Mi piace molto parlare con le persone, parte dei miei live consiste in questo. Cerco sempre di rendere partecipi le persone perché lo trovo fondamentale. Dico sempre che quando canto una canzone mi piace prendere chi ho davanti e portarlo nelle storie che sto cantando. Ho bisogno ci sia questo tipo di collaborazione, anche perché non sono Clapton.

Cosa pensi del panorama musicale di oggi?

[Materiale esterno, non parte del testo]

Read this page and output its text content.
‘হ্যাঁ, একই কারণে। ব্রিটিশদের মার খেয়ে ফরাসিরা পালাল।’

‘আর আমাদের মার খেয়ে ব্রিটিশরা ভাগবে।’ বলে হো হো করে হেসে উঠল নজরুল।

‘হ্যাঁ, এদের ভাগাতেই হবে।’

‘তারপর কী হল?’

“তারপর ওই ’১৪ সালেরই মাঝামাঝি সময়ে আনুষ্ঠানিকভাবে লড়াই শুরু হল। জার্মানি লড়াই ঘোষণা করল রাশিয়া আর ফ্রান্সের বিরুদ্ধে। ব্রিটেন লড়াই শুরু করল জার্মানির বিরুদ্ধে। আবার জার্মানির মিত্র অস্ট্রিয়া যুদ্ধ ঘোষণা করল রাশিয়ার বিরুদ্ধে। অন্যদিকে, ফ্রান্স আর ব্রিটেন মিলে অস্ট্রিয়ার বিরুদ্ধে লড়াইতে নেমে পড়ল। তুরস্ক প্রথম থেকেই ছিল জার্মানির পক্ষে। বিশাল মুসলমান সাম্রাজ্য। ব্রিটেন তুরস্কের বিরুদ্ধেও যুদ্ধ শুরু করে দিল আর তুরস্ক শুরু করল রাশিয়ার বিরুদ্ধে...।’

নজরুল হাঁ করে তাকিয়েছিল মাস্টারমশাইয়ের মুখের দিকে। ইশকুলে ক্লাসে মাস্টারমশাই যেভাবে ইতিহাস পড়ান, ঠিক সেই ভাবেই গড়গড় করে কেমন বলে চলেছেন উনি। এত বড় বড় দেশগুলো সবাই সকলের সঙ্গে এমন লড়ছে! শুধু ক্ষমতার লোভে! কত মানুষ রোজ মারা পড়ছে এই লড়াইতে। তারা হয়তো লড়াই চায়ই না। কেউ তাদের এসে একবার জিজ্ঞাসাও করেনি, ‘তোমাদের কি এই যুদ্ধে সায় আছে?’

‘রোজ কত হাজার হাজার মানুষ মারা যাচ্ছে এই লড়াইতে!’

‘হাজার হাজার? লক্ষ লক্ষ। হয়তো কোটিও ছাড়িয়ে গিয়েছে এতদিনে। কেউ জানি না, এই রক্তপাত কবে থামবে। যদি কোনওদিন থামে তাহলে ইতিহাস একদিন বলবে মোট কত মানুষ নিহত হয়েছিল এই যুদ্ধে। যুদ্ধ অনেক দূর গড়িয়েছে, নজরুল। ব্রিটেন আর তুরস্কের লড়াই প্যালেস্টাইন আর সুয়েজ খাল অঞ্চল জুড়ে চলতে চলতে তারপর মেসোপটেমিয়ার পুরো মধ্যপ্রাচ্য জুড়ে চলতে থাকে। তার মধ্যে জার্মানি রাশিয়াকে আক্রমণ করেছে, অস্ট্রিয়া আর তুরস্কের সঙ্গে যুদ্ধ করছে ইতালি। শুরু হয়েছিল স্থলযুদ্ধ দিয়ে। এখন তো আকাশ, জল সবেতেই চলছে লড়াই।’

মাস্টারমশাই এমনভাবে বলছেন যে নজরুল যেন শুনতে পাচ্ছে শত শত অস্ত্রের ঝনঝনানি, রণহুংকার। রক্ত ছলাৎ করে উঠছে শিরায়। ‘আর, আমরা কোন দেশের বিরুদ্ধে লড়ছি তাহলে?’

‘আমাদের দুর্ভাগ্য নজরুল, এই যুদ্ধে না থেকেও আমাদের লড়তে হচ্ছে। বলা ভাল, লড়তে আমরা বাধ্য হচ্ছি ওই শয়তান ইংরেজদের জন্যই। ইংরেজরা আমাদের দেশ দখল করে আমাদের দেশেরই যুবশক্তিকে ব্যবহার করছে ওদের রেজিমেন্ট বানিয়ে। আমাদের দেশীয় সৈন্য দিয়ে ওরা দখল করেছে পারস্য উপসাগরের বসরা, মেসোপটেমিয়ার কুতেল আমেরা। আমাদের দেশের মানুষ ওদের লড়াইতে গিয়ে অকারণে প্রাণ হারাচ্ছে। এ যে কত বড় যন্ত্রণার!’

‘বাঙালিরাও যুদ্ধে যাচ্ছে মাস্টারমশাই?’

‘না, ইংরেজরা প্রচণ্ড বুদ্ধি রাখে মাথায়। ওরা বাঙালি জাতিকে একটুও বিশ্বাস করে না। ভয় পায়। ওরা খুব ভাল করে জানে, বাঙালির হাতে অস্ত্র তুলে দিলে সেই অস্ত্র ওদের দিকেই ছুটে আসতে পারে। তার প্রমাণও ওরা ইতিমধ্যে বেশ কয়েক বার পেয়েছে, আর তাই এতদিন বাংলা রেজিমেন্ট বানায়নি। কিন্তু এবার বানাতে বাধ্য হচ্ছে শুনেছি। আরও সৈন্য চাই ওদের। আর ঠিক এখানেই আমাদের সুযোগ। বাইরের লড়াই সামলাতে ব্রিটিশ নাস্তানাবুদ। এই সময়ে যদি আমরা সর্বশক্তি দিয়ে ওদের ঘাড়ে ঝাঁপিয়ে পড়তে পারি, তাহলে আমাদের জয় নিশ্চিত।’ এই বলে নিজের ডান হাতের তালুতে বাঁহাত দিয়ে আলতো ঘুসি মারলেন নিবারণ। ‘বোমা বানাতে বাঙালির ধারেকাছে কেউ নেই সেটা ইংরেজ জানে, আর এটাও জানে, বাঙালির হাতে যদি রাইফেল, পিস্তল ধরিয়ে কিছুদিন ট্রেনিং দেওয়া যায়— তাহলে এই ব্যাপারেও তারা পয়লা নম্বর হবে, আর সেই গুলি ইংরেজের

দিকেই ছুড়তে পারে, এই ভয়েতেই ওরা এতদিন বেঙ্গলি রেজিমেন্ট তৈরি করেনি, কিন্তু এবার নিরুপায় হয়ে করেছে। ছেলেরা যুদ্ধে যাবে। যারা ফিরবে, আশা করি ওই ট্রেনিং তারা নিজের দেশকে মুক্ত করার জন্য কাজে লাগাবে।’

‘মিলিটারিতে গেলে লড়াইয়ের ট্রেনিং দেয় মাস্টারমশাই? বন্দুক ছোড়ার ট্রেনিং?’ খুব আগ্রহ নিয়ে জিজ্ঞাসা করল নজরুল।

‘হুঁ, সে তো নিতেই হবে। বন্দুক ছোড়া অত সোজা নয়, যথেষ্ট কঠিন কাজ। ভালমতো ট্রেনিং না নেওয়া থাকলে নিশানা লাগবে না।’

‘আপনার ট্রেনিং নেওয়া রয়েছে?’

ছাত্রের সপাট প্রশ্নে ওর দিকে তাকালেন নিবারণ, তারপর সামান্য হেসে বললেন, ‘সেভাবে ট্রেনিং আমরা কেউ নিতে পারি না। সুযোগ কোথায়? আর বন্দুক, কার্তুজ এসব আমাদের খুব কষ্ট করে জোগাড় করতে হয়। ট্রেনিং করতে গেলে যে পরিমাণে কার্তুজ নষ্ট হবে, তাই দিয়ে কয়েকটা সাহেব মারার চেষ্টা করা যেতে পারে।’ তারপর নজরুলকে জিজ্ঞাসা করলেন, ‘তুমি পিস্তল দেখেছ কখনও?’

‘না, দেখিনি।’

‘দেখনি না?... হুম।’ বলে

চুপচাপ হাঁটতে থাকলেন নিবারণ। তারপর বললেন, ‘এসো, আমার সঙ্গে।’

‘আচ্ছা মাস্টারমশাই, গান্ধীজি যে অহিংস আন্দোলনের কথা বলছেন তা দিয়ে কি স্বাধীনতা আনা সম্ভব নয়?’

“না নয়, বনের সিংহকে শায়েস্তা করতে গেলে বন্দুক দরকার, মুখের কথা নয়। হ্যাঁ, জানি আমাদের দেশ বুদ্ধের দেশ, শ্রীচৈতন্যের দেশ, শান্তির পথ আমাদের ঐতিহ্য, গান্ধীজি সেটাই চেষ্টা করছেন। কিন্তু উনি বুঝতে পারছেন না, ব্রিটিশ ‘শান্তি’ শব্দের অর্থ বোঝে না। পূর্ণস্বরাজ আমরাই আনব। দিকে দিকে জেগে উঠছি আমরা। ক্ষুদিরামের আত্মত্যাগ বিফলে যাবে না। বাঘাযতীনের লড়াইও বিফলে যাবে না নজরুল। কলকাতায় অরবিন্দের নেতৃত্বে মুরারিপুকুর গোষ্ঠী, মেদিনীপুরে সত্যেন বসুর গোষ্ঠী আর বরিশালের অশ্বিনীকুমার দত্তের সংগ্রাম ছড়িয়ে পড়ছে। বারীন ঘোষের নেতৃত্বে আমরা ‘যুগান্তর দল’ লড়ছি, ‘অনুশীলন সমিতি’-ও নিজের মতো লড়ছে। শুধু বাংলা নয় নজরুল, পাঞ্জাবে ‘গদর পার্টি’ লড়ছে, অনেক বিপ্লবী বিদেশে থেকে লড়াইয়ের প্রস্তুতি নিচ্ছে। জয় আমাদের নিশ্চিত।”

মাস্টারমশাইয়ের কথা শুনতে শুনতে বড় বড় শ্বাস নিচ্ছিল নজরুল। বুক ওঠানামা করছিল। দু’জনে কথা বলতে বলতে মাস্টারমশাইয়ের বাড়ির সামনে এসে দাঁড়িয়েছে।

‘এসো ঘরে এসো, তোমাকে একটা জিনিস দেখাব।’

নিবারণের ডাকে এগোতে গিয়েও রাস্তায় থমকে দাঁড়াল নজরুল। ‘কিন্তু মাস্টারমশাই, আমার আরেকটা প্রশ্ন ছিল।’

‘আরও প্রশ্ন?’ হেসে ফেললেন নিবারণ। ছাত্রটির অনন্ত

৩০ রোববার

Parlando soprattutto di quello italiano penso che sia onestamente molto vivo. Ascolto moltissimi artisti che trovo molto bravi. Mi viene in mente Lucio Corsi ma ce ne sono tantissimi, Brunori di qualche anno fa, Vasco Brondi, Appino… ce ne sono davvero molti. Chi non mi piace sono quegli artisti, magari quarantenni, che fanno elettro pop. Lo trovo finto, o almeno anacronistico. Non so, è una cosa mia. Trovo serva sempre una certa evoluzione.

Quale è il motore che ti spinge a scrivere?

Lo faccio da così tanto tempo che non so risponderti, se non lo facessi mi chiederei perché non lo sto facendo. Ho bisogno di scrivere. Ragionandoci sopra alla base di tutto c’è cosa leggo. Il Matteo lettore mi spinge sicuramente a scrivere.

 

Genova berretto di lana. Vorrei mi parlassi di questa canzone in particolare.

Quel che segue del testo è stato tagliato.